Linear Regression#

Let’s implement a basic linear regression model as a starting point to learn MLX. First import the core package and setup some problem metadata:

import mlx.core as mx

num_features = 100
num_examples = 1_000
num_iters = 10_000  # iterations of SGD
lr = 0.01  # learning rate for SGD

We’ll generate a synthetic dataset by:

  1. Sampling the design matrix X.

  2. Sampling a ground truth parameter vector w_star.

  3. Compute the dependent values y by adding Gaussian noise to X @ w_star.

# True parameters
w_star = mx.random.normal((num_features,))

# Input examples (design matrix)
X = mx.random.normal((num_examples, num_features))

# Noisy labels
eps = 1e-2 * mx.random.normal((num_examples,))
y = X @ w_star + eps

We will use SGD to find the optimal weights. To start, define the squared loss and get the gradient function of the loss with respect to the parameters.

def loss_fn(w):
    return 0.5 * mx.mean(mx.square(X @ w - y))

grad_fn = mx.grad(loss_fn)

Start the optimization by initializing the parameters w randomly. Then repeatedly update the parameters for num_iters iterations.

w = 1e-2 * mx.random.normal((num_features,))

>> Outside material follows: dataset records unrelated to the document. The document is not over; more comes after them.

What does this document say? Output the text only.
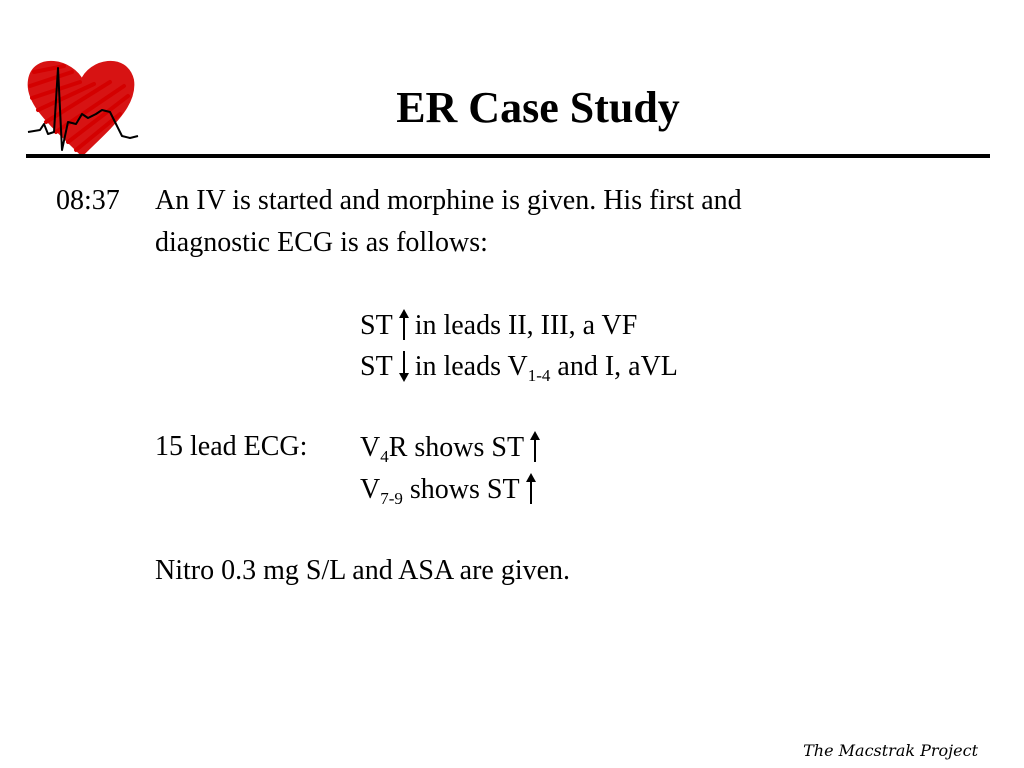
ER Case Study
08:37 An IV is started and morphine is given. His first and
diagnostic ECG is as follows:
ST in leads II, III, a VF
ST in leads $V_{1-4}$ and I, aVL
15 lead ECG: $V_4R$ shows ST
$V_{7-9}$ shows ST
Nitro 0.3 mg S/L and ASA are given.
The Macstrak Project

for _ in range(num_iters):
    grad = grad_fn(w)
    w = w - lr * grad
    mx.eval(w)

Finally, compute the loss of the learned parameters and verify that they are close to the ground truth parameters.

loss = loss_fn(w)
error_norm = mx.sum(mx.square(w - w_star)).item() ** 0.5

print(
    f"Loss {loss.item():.5f}, |w-w*| = {error_norm:.5f}, "
)
# Should print something close to: Loss 0.00005, |w-w*| = 0.00364

Complete linear regression and logistic regression examples are available in the MLX GitHub repo.